The Brooks (2020) identification strategy is defensible with important caveats for the Mt. Elgon context. Engineering difficulty does not predict pre-existing economic conditions in any bivariate balance test. After geographic controls, no baseline characteristic is significantly associated with engineering difficulty. Brooks’ own design controls for distance-to-town and flood intensity, which directly address this.

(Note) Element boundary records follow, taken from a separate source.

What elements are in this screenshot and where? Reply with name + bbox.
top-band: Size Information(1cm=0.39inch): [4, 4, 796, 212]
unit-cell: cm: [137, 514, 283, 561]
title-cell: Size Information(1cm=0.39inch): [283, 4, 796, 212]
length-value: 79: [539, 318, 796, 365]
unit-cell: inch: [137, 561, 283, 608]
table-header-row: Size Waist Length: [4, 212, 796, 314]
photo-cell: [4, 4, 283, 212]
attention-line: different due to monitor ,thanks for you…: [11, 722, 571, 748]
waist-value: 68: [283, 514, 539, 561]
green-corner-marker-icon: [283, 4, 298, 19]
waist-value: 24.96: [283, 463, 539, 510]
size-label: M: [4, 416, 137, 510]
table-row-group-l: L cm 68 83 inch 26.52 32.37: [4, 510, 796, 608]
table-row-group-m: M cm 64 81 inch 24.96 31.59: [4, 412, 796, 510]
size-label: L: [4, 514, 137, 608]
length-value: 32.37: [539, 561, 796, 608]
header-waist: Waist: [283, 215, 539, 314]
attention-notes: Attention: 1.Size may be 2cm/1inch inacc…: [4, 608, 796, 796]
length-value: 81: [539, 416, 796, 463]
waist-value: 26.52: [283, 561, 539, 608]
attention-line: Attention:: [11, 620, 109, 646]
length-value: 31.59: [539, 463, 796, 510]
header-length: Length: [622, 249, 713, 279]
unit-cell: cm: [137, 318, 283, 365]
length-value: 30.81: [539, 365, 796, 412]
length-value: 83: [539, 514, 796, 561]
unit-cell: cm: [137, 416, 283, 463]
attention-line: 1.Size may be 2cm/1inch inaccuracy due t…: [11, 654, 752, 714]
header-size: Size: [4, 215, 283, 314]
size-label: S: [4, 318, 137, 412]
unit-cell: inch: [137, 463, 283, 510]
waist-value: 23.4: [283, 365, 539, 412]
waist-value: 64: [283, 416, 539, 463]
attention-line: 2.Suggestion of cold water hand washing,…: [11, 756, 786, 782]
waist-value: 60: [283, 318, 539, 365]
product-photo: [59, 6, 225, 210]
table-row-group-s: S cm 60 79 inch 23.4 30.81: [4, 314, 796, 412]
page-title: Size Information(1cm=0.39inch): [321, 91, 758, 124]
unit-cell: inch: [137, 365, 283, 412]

6.2 What the results require in practice

Geographic controls are not optional. Both our bivariate and conditional tests show that without elevation and urban distance controls, the design is clean. With those controls included (as in Brooks), the design remains valid. Any replication must include geographic covariates in the first-stage specification and the balance table.
Cluster standard errors spatially. The Moran’s I result indicates that crossing-level (and likely village-level) outcomes are spatially correlated. Point estimates are unaffected, but standard errors must account for this — at minimum by clustering at the subcounty level.
The composite PC1 is a useful pre-registered validity check. The bivariate 0/7 result (see heatmap) is the natural single-number summary for a methods note or appendix. If any future application of this design shows significant bivariate associations between engineering difficulty and outcomes, the exclusion restriction should be re-examined.

7 Limitations

Unit mismatch: Brooks tests balance at the village level; we test at the crossing level. A crossing can be associated with multiple villages; a village may have multiple crossings. Our test is a necessary condition for village-level orthogonality, not a direct test of it.
Composite index coverage: The PCA uses 119/124 crossings — those with complete slope, catchment, stream order, and flood data. The 5 crossings missing slope are likely small upland edge cases; catchment, stream order, and flood Q50 have near-complete coverage.
Cross-sectional confounding: We cannot distinguish a direct causal pathway (large river → economic activity) from reverse causality or omitted geographic variables. Village fixed effects in the panel DiD address this.
Agricultural suitability proxy: We use a WorldClim temperature × precipitation index rather than GAEZ rainfed suitability. Results for this outcome are illustrative.

Analysis: R 4.4.1 · GDAL 3.10.1 · PROJ 9.5.1 · GEOS 3.13.0. DEM: 19 m (elevatr/AWS z=12). Hydrology: WhiteboxTools 2.4. Crossings: OSM road × river intersections, Mt. Elgon region, Uganda. Code repository: mt_elgon_crossings/.